The GranuFlo and NaturaLyte products were to lower the acidity of patients’ blood during dialysis treatments. A number of recent lawsuits allege that the patients’ treated with these products tested with a high concentration of acetone, which led to abnormally high levels of bicarbonate in their blood. This led to fatal heart problems and strokes, according to prior court documents.
Now, a transfer order filed on March 29, 2013 will enable the Fresenius Granuflo/Naturalyte Dialysate products liability litigation to be centralized in the District of Massachusetts. National law firm, Parker Waichman LLP, announced that it supports this centralization and feels that the motion was necessary based on common questions of fact.

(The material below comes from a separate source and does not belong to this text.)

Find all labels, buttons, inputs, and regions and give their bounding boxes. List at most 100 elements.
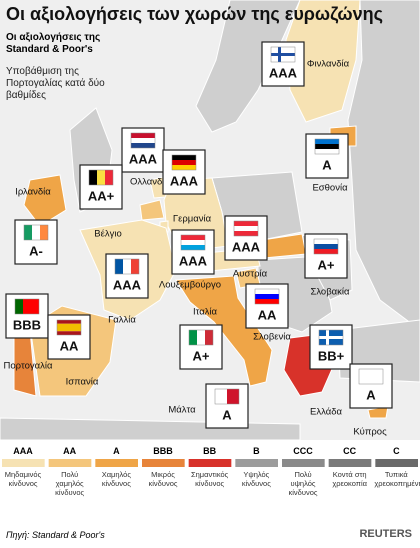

“We feel that coordination was necessary based on commonality of allegations among the Plaintiffs,” said Matthew J. McCauley, Senior Litigation Counsel at Parker Waichman LLP. “Overall, these cases allege that GranuFlo and/or NaturaLyte caused injury or death in patients who used the products during hemodialysis and alleges that Fresenius failed to warn about the risks.” According to the Transfer Order, lawsuits filed over the acid concentrate products allege that GranuFlo or NaturaLyte can lead to metabolic alkalosis, causing a number of potentially fatal complications, such as:
- Low blood pressure
- Cardiac arrhythmia
- Cardiopulmonary arrest
The lawsuits allege that GranuFlu and NaturaLyte were defectively designed and that Fresenius Medical Care neglected to warn of the risks related to these hemodialysis products. Parker Waichman LLP is available to answer any legal questions and is investigating cases on behalf of individuals who suffered an injury after being exposed to GranuFlo or NaturaLyte during hemodialysis.
According to a The New York Times article published last June, the U.S. Food and Drug Administration (FDA) began investigating Fresenius Medical Care to learn if they had or had not violated federal regulations by failing to warn consumers about the potentially fatal risks of GranuFlo and NaturaLyte. The Times reported that the GranuFlo and NaturaLyte dialysis products raised safety concerns following news about an internal memo dated November 4, 2011 that warned that 941 hemodialysis patients suffered from cardiac arrest in Fresenius facilities in 2010. That memo was issued to Fresenius facilities; however, the information was not made available to the public until the firm was prompted to do so by the FDA.
Last June, the FDA issued a Class I recall on GranuFlo and NaturaLyte, warning that the products may lead to high levels of bicarbonate in patients undergoing hemodialysis when inappropriately prescribed. The agency said that these increased levels can lead to metabolic alkalosis, a significant risk factor associated with low blood pressure, hypokalemia, hypoxemia, hypercapnia, and cardiac arrhythmia. If not appropriately treated, cardiopulmonary arrest may occur. A Class I recall is the agency’s most serious designation and indicates that the recalled product may cause serious adverse health consequences, including death.